FEASIBILITY DOCUMENTATION: Offerors interested in participating in Direct to Phase II must include in their response to this topic Phase I feasibility documentation that substantiates the scientific and technical merit and Phase I feasibility described in Phase I above has been met (i.e., the small business must have performed Phase I-type research and development related to the topic, but from non-SBIR funding sources) and describe the potential commercialization applications. The documentation provided must validate that the proposer has completed development of technology as stated in Phase I above. Documentation should include all relevant information including, but not limited to: technical reports, test data, prototype designs/models, and performance goals/results. Work submitted within the feasibility documentation must have been substantially performed by the offeror and/or the principal investigator (PI). Read and follow all of the DON SBIR 22.1 Direct to Phase II Broad Agency Announcement (BAA) Instructions. Phase I proposals will NOT be accepted for this topic.

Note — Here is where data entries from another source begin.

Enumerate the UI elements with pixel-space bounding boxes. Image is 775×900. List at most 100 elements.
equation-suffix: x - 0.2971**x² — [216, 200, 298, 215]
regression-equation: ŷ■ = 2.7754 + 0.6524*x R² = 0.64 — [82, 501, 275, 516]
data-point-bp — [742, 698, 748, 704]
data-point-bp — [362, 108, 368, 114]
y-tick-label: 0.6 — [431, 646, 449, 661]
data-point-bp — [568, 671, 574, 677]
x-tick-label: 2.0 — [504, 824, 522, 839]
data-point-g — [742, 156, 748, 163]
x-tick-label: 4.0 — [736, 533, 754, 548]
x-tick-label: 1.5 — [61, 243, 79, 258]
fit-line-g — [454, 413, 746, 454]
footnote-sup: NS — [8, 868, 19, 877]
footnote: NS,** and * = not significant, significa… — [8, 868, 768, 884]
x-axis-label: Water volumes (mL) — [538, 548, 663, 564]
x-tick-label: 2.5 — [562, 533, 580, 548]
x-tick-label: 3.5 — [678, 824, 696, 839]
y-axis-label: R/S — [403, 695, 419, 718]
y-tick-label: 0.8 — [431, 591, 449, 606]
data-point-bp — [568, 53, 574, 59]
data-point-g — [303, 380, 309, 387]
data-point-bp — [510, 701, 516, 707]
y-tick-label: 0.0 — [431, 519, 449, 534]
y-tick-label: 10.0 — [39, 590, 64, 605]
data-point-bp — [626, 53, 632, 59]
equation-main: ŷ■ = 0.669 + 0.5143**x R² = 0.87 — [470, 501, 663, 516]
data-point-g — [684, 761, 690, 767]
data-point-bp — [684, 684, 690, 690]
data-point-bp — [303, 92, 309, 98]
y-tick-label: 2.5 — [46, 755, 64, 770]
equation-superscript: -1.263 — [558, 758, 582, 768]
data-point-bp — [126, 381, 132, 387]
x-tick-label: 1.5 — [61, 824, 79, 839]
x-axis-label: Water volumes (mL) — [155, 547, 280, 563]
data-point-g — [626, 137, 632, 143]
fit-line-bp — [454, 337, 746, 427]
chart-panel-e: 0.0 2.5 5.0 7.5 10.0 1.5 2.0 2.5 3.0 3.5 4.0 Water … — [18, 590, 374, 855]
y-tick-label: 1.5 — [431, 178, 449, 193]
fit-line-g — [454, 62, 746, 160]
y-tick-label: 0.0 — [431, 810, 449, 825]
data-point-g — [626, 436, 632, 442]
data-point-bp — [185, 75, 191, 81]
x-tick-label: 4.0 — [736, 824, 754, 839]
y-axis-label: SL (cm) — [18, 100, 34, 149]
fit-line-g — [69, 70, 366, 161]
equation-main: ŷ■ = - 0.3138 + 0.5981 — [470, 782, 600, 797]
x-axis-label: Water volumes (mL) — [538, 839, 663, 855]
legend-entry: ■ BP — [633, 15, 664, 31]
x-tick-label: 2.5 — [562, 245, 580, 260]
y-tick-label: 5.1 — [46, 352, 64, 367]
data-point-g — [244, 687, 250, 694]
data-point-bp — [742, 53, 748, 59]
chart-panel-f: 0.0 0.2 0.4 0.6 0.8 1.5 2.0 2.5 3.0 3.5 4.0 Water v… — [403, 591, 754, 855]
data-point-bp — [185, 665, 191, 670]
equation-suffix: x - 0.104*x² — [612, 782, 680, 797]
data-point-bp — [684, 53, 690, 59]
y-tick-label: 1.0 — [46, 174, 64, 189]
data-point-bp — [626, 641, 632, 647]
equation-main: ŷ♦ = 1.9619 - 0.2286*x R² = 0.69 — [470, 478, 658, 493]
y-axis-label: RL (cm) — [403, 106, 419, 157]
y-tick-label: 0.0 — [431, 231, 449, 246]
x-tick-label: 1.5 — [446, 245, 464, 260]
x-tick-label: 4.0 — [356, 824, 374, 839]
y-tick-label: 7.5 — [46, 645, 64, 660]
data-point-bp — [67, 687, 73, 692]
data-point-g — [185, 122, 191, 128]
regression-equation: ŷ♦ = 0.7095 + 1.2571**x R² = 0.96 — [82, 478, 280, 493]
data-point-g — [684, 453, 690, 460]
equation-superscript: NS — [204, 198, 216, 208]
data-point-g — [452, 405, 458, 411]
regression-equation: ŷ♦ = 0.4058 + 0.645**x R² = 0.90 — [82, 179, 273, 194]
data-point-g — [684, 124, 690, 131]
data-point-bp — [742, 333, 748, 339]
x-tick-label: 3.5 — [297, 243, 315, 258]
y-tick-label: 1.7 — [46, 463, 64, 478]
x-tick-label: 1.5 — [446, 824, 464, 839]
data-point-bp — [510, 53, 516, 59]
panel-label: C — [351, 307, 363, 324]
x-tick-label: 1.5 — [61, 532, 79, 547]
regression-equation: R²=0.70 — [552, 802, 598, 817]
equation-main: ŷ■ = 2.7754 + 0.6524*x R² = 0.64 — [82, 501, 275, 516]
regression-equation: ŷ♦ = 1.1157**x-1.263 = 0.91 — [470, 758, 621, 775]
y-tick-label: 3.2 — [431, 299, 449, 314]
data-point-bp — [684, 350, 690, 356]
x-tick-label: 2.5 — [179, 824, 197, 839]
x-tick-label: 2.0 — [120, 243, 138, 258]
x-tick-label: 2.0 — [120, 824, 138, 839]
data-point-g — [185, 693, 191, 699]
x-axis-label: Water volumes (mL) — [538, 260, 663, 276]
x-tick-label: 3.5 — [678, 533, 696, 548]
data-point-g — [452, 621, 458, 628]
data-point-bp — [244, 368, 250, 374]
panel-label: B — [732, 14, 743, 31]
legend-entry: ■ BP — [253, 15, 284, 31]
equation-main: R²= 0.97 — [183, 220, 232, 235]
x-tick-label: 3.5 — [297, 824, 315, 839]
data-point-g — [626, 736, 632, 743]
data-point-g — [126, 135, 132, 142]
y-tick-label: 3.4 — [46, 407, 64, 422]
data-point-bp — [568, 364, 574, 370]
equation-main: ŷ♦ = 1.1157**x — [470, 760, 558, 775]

PHASE II: Develop a decision support software prototype to assist in flight operations planning aboard aircraft carriers. Optimize intelligent agent outputs based on subject matter expert feedback. Demonstrate the technology through simulations and compare its effectiveness to traditional methods of scheduling and planning. Provide documentation on software and hardware architecture.
Work in Phase II may become classified. Please see note in Description paragraph.
PHASE III DUAL USE APPLICATIONS: Create a full-scale decision support software tool capable of supporting the process of flight operations scheduling aboard aircraft carriers. The system should be capable of providing schedules that increase the performance of flight operations.
Industry applications include production and manufacturing planning, shipping logistics, and medical scheduling.
KEYWORDS: Intelligent Agents; Decision Support; Scheduling; Aircraft Carriers; Air Plan; Strike Operations
** TOPIC NOTICE **
The Navy Topic above is an "unofficial" copy from the overall DoD 22.1 SBIR BAA. Please see the official DoD Topic website at rt.cto.mil/rtl-small-business-resources/sbir-sttr/ for any updates.
The DoD issued its 22.1 SBIR BAA pre-release on December 1, 2021, which opens to receive proposals on January 12, 2022, and closes February 10, 2022 (12:00pm est).